Çok çalışkan biriydim.Küçük bir ilçede ilkokul, orta okul ve liseyi birincilikle bitirdim.Geceleri kitaplarla birlikte yatardım.Bir arkadaşımın babası gazete bayisi idi.Orada sürekli gazete okurdum.Hemen hemen o yıllarda çıkan gazetelerin köşe yazarlarını okur ve kafamda bir takım muhasebeler yapardım.Üniversiteye gittim ve mühendis oldum.Daha sonra bir kamu Bankasında göreve başladım.Yıl 1984’ün mart ayı idi.İlk maaşı peşin verdiler. Çok paraydı.Ben bu kadar parayı ne yapacağım diye düşünüp durdum.Gazetede ilk yazım Malatya’da bir yerel gazetede 1984 yılının Nisan ayında yayınlandı.Yani göreve başladığım ayın ertesi ayı.O anı hiç unutmuyorum.Gazeteyi elime alıp ismimi görünce çok duygulandım,hatta ağladım. Arkadaşlarıma yazımı okuyordum.Yazı işleri müdürü sürekli yazı istiyordu benden.Bende o şevkle yazılarımı elimle teslim ediyordum. O zaman ne bilgisayar,ne internet vardı.Demek ki yaklaşık 40 yıldır yazı yazıyorum.Ve hala gazetem de haftada 3 gün yazılarıma devam ediyorum.Okunuyor mu bilmiyorum.Çünkü bu toplum okumayı sevmiyor.Olsun ben becerebildiğim kadar halkı aydınlatmaya devam edeceğim.

       Bizim kuşak 68 kuşağının bir üst jenerasyonuna denk geldi.Ne yazdık ki olayların içinde okumaya çalıştık.Çok kardeş kanı döküldü.Bir çok arkadaşımız sakat kaldı. Neyi bölüşemiyorduk o dönem anlayamadık. 12 Eylül darbesi olduğunda kafamız dank etti. İdam etmeseydikte beslesemiydik sözü hala kulaklarımda.Bir sağdan bir soldan gencecik beyinler yok oldu.Hala onun acısını duyuyorum. Neden daha önce müdahale yapmadınız diye bir soruya karlı o dönemin komutanı olayların olgunlaşmasını bekledik diyordu.O olgunlaşma döneminde binlerce insan öldü.Ben her zaman fikir tartışmalarından yana oldum.Şiddetin her türlüsüne karşı çıktım.Kardeş kanı dökülmesi beni çok üzerdi.Hala aynı görüşümü muhafaza ediyorum.
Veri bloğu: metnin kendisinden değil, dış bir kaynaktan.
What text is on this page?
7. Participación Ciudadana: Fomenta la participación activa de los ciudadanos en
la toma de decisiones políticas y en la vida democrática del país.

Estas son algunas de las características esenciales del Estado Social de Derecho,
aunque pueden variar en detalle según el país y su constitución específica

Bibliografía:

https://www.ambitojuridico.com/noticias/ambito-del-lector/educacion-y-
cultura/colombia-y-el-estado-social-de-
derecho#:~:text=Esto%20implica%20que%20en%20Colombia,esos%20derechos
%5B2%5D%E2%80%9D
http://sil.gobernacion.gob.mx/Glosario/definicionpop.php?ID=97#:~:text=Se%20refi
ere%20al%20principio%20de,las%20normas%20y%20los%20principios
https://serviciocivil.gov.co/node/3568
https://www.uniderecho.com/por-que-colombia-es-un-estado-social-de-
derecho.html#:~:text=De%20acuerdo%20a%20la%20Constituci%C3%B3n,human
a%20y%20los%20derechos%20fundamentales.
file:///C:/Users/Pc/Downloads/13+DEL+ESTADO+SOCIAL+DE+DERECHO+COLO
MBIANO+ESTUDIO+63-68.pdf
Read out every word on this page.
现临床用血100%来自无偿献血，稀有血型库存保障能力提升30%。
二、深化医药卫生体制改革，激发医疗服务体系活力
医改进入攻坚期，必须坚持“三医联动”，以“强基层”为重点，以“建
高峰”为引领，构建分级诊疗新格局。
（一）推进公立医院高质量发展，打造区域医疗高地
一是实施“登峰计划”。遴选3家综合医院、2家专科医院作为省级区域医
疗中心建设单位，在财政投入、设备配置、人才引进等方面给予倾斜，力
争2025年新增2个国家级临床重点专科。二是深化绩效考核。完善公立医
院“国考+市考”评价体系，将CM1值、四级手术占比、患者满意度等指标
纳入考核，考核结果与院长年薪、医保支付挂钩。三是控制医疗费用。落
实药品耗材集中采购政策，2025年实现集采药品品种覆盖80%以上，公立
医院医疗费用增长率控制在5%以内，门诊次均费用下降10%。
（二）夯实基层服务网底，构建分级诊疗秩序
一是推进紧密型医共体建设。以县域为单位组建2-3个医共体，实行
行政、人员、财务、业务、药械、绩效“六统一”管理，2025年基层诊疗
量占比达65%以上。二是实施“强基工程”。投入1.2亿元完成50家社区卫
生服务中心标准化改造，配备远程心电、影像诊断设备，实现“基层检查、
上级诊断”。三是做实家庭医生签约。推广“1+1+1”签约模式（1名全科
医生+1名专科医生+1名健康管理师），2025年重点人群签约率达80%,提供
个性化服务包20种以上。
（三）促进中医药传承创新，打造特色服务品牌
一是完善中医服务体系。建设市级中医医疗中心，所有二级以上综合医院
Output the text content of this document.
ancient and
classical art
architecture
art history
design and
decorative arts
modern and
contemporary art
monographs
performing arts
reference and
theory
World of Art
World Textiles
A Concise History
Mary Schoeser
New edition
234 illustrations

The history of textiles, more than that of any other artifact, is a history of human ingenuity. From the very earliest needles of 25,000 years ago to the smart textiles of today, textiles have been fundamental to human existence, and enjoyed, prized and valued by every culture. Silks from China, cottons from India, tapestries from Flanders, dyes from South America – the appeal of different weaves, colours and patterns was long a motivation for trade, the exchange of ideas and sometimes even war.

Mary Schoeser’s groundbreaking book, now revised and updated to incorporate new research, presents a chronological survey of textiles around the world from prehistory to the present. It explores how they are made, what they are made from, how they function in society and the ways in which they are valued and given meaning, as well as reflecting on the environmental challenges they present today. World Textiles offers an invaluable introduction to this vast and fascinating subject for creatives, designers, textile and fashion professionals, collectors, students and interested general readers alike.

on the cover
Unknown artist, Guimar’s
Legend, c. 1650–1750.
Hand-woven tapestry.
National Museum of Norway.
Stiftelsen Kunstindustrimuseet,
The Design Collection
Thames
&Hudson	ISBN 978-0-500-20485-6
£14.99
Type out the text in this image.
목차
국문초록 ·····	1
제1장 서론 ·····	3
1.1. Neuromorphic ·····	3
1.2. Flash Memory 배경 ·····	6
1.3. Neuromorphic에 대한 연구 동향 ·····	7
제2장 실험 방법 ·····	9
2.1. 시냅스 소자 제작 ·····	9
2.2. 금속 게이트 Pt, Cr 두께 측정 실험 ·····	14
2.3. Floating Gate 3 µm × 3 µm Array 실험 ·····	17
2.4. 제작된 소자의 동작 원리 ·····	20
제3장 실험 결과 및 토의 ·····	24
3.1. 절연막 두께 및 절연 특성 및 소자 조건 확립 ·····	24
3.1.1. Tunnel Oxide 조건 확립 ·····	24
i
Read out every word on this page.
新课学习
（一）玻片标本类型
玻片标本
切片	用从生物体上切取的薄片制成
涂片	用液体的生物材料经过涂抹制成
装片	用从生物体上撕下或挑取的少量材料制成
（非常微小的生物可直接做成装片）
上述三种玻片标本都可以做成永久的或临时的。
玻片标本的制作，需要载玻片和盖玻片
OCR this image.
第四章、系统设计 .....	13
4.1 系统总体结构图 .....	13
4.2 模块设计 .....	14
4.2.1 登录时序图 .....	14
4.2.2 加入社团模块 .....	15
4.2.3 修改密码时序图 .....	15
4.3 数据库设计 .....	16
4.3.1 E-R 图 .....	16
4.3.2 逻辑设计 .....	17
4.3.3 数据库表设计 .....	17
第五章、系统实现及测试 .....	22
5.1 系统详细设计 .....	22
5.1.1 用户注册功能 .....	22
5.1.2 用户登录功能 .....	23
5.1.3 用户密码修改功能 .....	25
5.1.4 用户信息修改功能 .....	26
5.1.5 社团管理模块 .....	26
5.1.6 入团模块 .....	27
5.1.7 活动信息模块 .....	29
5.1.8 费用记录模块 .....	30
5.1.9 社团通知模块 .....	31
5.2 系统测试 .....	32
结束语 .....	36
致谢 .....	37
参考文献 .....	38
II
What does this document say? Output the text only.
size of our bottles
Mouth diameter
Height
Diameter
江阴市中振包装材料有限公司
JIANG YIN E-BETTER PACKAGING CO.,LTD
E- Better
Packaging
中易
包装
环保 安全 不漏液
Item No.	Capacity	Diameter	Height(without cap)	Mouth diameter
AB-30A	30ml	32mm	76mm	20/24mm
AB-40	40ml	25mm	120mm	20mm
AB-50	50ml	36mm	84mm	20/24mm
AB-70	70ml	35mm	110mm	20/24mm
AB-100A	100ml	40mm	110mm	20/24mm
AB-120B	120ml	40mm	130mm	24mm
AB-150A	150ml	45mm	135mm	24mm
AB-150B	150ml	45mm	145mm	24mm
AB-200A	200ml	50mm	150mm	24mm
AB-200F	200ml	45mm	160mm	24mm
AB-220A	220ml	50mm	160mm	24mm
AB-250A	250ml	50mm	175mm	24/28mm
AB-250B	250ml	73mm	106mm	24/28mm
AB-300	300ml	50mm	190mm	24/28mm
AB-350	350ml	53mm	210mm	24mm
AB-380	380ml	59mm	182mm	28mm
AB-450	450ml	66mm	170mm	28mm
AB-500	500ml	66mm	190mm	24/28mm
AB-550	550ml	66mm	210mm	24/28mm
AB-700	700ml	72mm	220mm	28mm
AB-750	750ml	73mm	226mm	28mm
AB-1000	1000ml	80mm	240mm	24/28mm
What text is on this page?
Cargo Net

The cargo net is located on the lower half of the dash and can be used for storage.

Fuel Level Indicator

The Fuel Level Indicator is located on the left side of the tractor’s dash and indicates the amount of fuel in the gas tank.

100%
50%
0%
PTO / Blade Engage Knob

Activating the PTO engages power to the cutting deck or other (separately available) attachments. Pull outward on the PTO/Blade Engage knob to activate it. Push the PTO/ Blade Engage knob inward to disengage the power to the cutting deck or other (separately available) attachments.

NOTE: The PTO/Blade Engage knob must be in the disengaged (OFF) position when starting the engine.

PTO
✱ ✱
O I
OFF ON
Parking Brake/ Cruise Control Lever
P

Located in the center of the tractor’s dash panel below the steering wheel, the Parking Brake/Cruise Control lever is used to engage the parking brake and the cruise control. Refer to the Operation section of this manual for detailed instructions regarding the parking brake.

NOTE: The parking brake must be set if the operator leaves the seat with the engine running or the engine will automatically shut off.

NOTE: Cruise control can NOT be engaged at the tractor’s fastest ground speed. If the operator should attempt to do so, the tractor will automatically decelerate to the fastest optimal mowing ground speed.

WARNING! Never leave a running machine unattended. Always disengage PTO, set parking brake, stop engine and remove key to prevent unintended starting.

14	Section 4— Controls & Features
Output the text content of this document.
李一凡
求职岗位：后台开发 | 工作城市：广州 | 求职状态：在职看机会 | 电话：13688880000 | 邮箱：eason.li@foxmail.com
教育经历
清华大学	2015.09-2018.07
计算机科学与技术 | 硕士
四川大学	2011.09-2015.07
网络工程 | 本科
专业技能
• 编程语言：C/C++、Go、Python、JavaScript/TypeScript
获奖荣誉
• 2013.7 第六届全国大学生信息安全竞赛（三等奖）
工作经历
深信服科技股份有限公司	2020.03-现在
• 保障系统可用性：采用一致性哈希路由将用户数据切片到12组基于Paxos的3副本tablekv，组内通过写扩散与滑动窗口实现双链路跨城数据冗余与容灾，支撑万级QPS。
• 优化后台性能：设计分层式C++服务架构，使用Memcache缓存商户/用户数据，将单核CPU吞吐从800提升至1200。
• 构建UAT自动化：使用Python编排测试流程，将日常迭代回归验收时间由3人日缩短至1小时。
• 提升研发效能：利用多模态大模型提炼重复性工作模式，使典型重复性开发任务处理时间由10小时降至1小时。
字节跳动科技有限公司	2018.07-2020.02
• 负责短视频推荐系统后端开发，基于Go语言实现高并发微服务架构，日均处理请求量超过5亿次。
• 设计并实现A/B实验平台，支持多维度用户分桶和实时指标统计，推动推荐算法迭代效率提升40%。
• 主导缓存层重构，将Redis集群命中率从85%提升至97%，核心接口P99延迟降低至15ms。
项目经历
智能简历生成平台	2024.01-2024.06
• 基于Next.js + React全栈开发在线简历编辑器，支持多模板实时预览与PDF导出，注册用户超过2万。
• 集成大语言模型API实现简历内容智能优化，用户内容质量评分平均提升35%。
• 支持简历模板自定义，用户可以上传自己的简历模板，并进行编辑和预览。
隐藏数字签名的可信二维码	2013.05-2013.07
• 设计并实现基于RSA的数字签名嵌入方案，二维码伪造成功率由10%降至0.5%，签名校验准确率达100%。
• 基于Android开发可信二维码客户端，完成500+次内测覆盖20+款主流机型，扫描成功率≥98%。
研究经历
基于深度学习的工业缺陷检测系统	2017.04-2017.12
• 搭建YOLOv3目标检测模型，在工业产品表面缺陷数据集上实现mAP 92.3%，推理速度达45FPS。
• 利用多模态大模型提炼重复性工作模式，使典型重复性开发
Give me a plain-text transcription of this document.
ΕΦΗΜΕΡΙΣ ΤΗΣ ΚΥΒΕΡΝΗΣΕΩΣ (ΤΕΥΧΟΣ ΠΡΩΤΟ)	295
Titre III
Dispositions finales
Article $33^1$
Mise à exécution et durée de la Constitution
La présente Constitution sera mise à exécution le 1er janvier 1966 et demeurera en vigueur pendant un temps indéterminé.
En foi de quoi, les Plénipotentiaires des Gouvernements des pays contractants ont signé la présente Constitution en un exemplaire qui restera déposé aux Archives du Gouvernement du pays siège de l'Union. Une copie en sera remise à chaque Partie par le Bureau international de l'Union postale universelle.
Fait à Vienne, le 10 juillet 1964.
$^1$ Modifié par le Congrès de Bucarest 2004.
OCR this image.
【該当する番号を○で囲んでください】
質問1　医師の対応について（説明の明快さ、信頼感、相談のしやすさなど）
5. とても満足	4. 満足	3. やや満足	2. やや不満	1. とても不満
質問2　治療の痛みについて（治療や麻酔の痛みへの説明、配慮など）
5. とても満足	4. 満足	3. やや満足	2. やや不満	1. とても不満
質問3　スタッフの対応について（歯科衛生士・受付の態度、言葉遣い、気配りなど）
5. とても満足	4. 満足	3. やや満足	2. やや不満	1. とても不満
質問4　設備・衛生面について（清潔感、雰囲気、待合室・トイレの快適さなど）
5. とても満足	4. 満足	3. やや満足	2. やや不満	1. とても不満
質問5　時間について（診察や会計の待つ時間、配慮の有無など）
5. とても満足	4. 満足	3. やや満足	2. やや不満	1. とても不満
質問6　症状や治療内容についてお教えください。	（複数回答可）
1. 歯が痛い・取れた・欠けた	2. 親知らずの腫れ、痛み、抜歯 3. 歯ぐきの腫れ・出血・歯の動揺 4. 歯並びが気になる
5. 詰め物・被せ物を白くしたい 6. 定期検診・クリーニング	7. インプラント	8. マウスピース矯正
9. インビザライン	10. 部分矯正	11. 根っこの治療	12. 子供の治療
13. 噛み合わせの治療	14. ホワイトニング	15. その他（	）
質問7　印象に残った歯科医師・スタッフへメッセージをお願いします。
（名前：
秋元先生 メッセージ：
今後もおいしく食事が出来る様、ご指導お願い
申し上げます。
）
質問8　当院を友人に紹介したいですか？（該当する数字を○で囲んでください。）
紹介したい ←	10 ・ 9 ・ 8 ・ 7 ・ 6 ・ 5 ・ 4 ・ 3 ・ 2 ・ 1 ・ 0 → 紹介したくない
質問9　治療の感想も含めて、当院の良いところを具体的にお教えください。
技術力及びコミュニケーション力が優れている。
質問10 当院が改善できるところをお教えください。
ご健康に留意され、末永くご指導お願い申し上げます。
      Bu cenderelerden geçen,bu badireleri atlatan biri olarak artık gerilimin faydalı olmadığını düşünüyorum.Hala şiddet yanlısı olanlardan uzak durmaya çalışıyorum.Zaten şu yaşadığımız atmosfer bizi boğuyor.Bir nesli yok etmek,bir jenerasyonu bitirmek sadece diktatörlerin iştahını kabartıyor.Bu kan emiciler bundan nemalanarak iktidarlarını muhafaza ediyor.Kendileri lüks içinde yaşarken halk büyük bir yoksulluk içinde hayatlarını idame ettiriyorlar.Bu günahtır, büyük bir vebaldir.Geçmişten ders almayanlar,öz eleştiri yapmayanlar geleceğe ışık tutamazlar.Neyi bölüşemiyoruz.İnsanca yaşamak dururken çoluğun çocuğun üstüne bomba atmak ne demek.İsrail’in bu vahşetini bitirmek için tüm dünya seferber olmalı ama maalesef bazı ülkeler savaştan nemalanıyor. Yazık,çok yanık.